Even away from the computer, screens are often involved: The TV is an obvious one, of course, but going out to the movies also entails staring at a screen.

More and more these days, I value activities that do not involve a screen. One major non-screen activity for me is reading books and magazines. For over two thousand years, reading did not require looking at a screen, and that's still how I prefer it. If I start reading newspapers, magazines, and books on screens, I'll be spending something like 80 or 90% of my waking hours staring at screens, and that seems way too high to me.

Besides, real books have other advantages as well. From where I sit right now, I can glance over at hundreds of books and pick one off the shelf in an instant. Some of these books I've owned since I was a teenager, and hence are as much a part of my current self as my DNA. Books are complete in themselves. I don't need to worry about my reading device being charged, or if the book is in "the correct format," or if I actually have access to the book if the company who sold me the book no longer exists, or is no longer supporting the device on which I purchased the book.

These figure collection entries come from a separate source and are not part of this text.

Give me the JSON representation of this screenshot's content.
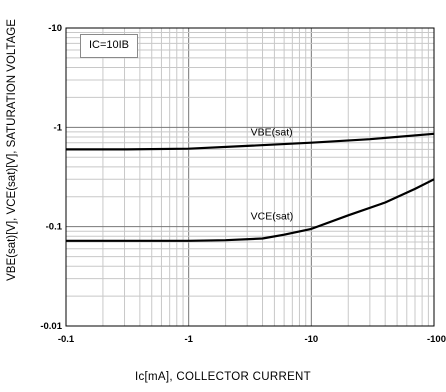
{
  "chart_data": {
    "type": "line",
    "xlabel": "Ic[mA], COLLECTOR CURRENT",
    "ylabel": "VBE(sat)[V], VCE(sat)[V], SATURATION VOLTAGE",
    "x_scale": "log",
    "y_scale": "log",
    "xlim": [
      0.1,
      100
    ],
    "ylim": [
      0.01,
      10
    ],
    "x_tick_labels": [
      "-0.1",
      "-1",
      "-10",
      "-100"
    ],
    "y_tick_labels": [
      "-10",
      "-1",
      "-0.1",
      "-0.01"
    ],
    "grid": true,
    "annotation": "IC=10IB",
    "series": [
      {
        "name": "VBE(sat)",
        "color": "#000000",
        "x": [
          0.1,
          0.3,
          1,
          3,
          10,
          30,
          100
        ],
        "y": [
          0.6,
          0.6,
          0.61,
          0.65,
          0.7,
          0.76,
          0.86
        ]
      },
      {
        "name": "VCE(sat)",
        "color": "#000000",
        "x": [
          0.1,
          0.3,
          1,
          2,
          4,
          6,
          10,
          20,
          40,
          70,
          100
        ],
        "y": [
          0.072,
          0.072,
          0.072,
          0.073,
          0.076,
          0.083,
          0.095,
          0.13,
          0.175,
          0.24,
          0.3
        ]
      }
    ]
  }
}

For these reasons, I haven't been tempted by ebook readers, and I've said so in this blog, even when my attitude sometimes seems to make some people angry and call me a Luddite.

Recently, however, I had the opportunity to use some prototype book-reading software on Windows Phone 7, and I was hooked.

What really seduced me was the sheer convenience of the thing. In my day-to-day excursions out of doors, I travel light. Everything I carry is in my pockets: A wallet, my keys, a couple index cards for notes or brilliant thoughts, a pen, and my phone. Since I'm carrying around the phone anyway, if this phone can also let me read a book, then I'm in heaven.

Whenever I find myself with a minute or two to spare — whether on the subway, or waiting in a checkout line, or sitting in a theater waiting for a concert or movie to begin — I can read a few pages. There's almost no overhead involved. To stop reading, I simply press the on/off button briefly to turn off the screen and put the phone to sleep, and the phone goes back into my pocket. If that's how I left the phone, starting to read again is a snap: Press that button again to wake up the phone, and sweep up the opening screen. The Windows Phone 7 tombstoning activation kicks in, and I'm pack on the page I left at. It all happens very quickly.

If anybody had told me a year ago that I'd be reading books on my phone, I would have been skeptical. After all, it's an awfully tiny screen. The image above of the Windows Phone 7 emulator is more than twice the actual size of the phone itself. (The screen on the HTC HD7 that I'm using these days is about 2 3/16" wide.) However, keep in mind that the Windows Phone 7 screen has an extremely high pixel density. The screen is 480 × 800 pixels so in theory there's plenty of room to display several hundred words of a book page. The resultant image is extremely crisp and very readable.

And I speak as someone who has worn glasses for near-sightedness since about the age of 10, and who has in recent decades also suffered from age-related far-sightedness, and whose right eye is not fully correctable due to an old scar on the cornea. I find the best approach is to prop my glasses on the top of my head, and hold the phone about six inches from my eyes. I think I learned the technique from a well-known phone enthusiast who is two years younger than myself:

Once I get back home, however, I'm back with printed books. This means that I'm reading different books in print and on the phone, but that's not exactly something I think of as a problem.